La strategia e lo sforzo promozionale che ICE Agenzia sta mettendo in campo con un Programma Promozionale MISE-ICE dedicato alla Cina il cui investimento pubblico è quintuplicato nell’ultimo anno passando da 5 a 20 milioni di euro è proprio quello di far conoscere questo valore al consumatore cinese. Raccontandogli anche la storia, il territorio, l’esperienza e la “cultura” italiana, che si traduce poi in un bene di consumo che, non a caso, è unico in tutto il mondo. E contemporaneamente assicurando che si tratti di un prodotto “sicuro”.

A tale storytelling valoriale si aggiunge un inedito sforzo realizzato nell’ultimo biennio di “comunicare alla Cina con gli strumenti che la Cina ha”, per informarsi e comprare.

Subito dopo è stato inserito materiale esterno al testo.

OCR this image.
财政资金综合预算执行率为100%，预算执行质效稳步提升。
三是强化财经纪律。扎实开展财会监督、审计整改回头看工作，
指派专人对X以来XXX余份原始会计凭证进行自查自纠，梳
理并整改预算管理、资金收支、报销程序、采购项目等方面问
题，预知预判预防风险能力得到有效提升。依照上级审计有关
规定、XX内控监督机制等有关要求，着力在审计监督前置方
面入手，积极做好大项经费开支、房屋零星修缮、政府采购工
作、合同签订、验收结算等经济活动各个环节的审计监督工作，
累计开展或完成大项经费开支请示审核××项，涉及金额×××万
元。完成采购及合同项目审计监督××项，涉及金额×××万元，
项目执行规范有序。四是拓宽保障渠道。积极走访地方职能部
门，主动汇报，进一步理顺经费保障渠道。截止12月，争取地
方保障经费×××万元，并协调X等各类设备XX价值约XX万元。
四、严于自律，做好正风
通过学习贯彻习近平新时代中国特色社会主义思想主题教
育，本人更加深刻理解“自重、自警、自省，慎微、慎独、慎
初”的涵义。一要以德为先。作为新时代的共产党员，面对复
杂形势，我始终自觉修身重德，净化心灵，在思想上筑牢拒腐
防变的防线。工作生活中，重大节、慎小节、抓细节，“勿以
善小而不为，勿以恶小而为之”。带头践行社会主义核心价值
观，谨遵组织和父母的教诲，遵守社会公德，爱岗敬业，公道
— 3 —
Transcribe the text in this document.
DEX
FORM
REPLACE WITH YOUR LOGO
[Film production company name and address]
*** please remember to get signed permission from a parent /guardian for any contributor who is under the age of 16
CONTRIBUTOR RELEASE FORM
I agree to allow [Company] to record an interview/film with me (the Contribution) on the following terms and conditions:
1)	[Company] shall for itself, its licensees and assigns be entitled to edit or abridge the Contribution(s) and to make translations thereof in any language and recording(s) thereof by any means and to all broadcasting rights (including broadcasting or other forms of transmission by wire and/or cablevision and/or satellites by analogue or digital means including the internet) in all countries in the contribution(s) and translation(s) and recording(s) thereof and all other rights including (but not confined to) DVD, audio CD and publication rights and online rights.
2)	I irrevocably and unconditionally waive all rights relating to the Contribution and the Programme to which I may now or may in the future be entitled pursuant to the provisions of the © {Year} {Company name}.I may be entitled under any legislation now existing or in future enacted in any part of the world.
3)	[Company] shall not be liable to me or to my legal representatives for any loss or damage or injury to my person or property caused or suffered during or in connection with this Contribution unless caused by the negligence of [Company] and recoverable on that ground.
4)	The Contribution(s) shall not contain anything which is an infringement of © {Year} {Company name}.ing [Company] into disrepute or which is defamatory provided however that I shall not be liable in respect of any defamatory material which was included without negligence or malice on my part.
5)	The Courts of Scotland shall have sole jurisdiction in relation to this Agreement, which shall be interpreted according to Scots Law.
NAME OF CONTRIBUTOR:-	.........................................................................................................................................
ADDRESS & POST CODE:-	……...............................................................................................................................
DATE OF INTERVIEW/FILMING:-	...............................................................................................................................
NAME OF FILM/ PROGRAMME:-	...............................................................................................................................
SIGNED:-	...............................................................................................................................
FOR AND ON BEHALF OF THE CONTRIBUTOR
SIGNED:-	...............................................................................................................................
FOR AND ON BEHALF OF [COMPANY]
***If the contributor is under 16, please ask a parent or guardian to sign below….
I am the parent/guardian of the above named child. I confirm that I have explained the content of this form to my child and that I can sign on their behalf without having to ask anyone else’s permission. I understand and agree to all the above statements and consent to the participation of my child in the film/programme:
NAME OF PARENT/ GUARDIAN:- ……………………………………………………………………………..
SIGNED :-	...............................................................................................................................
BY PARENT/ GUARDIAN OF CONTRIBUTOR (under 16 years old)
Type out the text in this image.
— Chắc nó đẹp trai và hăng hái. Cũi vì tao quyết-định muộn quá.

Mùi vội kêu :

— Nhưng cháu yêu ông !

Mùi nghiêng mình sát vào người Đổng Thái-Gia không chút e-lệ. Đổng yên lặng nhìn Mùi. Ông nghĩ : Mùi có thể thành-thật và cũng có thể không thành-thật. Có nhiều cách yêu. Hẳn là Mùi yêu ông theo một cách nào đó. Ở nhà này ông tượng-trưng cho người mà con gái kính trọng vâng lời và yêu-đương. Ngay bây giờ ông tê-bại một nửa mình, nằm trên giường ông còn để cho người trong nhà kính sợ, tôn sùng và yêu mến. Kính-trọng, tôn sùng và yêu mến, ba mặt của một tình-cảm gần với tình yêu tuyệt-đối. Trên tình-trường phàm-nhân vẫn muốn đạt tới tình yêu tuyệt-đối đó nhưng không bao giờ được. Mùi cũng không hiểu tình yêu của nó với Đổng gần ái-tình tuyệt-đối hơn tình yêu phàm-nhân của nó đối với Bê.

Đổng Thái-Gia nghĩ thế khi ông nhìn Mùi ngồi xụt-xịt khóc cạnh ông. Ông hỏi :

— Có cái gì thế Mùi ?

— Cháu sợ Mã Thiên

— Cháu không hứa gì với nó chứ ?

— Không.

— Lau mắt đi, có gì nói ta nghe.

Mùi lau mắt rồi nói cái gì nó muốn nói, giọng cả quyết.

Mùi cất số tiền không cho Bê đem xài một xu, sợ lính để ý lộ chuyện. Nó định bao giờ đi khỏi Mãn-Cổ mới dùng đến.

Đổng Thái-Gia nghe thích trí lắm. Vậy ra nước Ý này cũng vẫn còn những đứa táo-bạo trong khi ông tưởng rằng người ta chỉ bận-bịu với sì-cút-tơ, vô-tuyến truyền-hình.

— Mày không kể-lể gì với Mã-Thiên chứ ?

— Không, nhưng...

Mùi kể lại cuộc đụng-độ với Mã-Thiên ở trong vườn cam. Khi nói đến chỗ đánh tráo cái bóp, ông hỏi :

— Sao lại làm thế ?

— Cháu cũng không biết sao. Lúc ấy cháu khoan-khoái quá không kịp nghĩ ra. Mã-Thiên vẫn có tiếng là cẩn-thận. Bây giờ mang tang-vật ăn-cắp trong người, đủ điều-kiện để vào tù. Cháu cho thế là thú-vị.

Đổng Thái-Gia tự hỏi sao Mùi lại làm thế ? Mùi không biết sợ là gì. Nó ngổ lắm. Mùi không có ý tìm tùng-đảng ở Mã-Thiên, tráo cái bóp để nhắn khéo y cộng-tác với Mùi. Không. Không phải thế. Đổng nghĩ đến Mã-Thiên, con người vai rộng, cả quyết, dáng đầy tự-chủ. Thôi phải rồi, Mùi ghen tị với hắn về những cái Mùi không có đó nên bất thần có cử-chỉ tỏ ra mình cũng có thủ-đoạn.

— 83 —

Ovvero, non più solo operazioni offline (negozi fisici; fiere; ecc.) ma anche online (piattaforme e-commerce e applicazioni dedicate per smartphone;, wechat, ecc.).

I risultati ci stanno dando ragione. Le faccio, su tutti, l’esempio del vino, un settore nel quale abbiamo ampi margini di crescita. Grazie anche a questa strategia messa in campo da ICE e al raccordo che si sta facendo tra tutti i soggetti italiani che si occupano di promozione vino, il recupero è cominciato: oltre il 20% in valore nei primi mesi del 2017.